Limitations and Considerations
Resource Usage
Running a full browser instance through MCP is resource-intensive. For simple HTML scraping, consider using the WebScraping.AI API which handles browser management and proxy rotation automatically.
Scaling Challenges
The Playwright MCP server runs a single browser instance. For parallel scraping of many pages, traditional Playwright scripts or specialized scraping APIs are more efficient.
Session Persistence
Browser sessions are not automatically persisted between Claude Desktop restarts. For workflows requiring session continuity, implement custom session management.
Anti-Bot Detection
While Playwright MCP uses a real browser, sophisticated bot detection may still block automated access. Use proxies and consider professional scraping services for production use.

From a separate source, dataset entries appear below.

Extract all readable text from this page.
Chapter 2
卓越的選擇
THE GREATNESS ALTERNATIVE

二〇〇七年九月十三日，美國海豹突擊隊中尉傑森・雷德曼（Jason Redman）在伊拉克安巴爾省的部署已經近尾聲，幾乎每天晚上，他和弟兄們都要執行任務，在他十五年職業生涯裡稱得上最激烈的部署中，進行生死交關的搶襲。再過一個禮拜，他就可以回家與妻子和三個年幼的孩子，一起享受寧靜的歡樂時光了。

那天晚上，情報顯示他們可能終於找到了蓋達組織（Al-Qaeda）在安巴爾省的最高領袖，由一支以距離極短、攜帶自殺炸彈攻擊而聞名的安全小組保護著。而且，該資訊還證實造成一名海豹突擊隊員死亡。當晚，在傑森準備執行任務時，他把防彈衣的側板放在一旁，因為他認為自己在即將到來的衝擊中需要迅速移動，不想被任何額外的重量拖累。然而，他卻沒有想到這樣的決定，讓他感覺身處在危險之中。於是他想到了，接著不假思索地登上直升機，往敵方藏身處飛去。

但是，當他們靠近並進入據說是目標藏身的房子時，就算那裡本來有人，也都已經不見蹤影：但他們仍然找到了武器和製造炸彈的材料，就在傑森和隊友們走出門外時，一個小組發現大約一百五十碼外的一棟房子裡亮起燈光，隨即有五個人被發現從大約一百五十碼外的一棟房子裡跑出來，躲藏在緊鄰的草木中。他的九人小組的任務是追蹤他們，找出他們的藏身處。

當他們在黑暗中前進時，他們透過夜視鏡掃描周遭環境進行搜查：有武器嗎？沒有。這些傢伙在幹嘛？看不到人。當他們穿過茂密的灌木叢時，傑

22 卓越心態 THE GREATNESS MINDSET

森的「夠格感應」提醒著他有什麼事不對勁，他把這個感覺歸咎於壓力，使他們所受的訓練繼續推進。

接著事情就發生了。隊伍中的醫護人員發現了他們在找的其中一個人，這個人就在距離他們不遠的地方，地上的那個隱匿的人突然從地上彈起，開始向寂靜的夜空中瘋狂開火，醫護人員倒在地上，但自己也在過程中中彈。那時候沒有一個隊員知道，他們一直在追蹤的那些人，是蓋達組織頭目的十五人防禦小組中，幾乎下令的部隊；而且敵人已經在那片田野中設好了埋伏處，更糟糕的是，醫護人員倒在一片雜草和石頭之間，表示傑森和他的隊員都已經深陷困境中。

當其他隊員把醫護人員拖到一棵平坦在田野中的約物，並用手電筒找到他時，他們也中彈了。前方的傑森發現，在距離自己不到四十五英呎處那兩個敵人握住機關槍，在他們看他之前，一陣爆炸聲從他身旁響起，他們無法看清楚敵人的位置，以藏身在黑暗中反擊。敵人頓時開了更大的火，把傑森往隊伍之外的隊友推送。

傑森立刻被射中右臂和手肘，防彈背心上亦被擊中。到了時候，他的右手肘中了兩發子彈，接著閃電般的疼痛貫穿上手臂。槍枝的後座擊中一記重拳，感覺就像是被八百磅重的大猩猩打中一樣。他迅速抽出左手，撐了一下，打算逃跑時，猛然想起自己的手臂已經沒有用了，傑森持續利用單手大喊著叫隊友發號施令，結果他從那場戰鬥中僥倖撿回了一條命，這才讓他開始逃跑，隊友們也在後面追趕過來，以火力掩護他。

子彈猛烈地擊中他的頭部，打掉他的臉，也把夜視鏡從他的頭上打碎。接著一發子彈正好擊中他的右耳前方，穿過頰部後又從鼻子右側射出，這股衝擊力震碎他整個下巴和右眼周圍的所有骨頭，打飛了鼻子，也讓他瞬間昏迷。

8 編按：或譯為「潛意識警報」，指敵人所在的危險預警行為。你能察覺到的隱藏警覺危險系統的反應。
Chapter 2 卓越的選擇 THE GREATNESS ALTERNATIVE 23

Comparing Playwright MCP with Direct API Scraping
For production web scraping, dedicated scraping APIs often provide better performance and reliability:
Playwright MCP Advantages: - Natural language interface for rapid prototyping - Full browser automation capabilities - Excellent for interactive debugging - Handles complex JavaScript-heavy sites
WebScraping.AI API Advantages: - No browser management required - Built-in proxy rotation and CAPTCHA handling - Faster for simple HTML extraction - Better for high-volume scraping - Automatic JavaScript rendering when needed
Example: Complete Scraping Workflow
Here's a complete workflow that demonstrates multiple MCP capabilities:
1. Navigate to https://news-site.example.com
2. Wait for the articles section to load
3. Extract headlines and links from the first 10 articles
4. Open the first article link in a new tab
5. Switch to that tab
6. Take a screenshot of the article
7. Extract the full article text
8. Check console for any errors
9. Close the article tab
10. Return the compiled data
This workflow uses navigation, waiting, extraction, tab management, screenshots, and error checking - all through simple natural language instructions.
Conclusion
The Playwright MCP server transforms browser automation into a conversational interface, making web scraping more accessible while maintaining the power of Playwright. It's ideal for exploratory scraping, rapid prototyping, and building AI-powered automation workflows.
For production scraping needs, consider combining MCP for development and testing with robust scraping APIs like WebScraping.AI for execution. This gives you the flexibility of browser automation when needed and the efficiency of API-based scraping for scale.
To get started, install the Playwright MCP server, configure it in Claude Desktop, and begin describing your scraping tasks in natural language. The AI assistant will handle the browser automation details, letting you focus on extracting the data you need.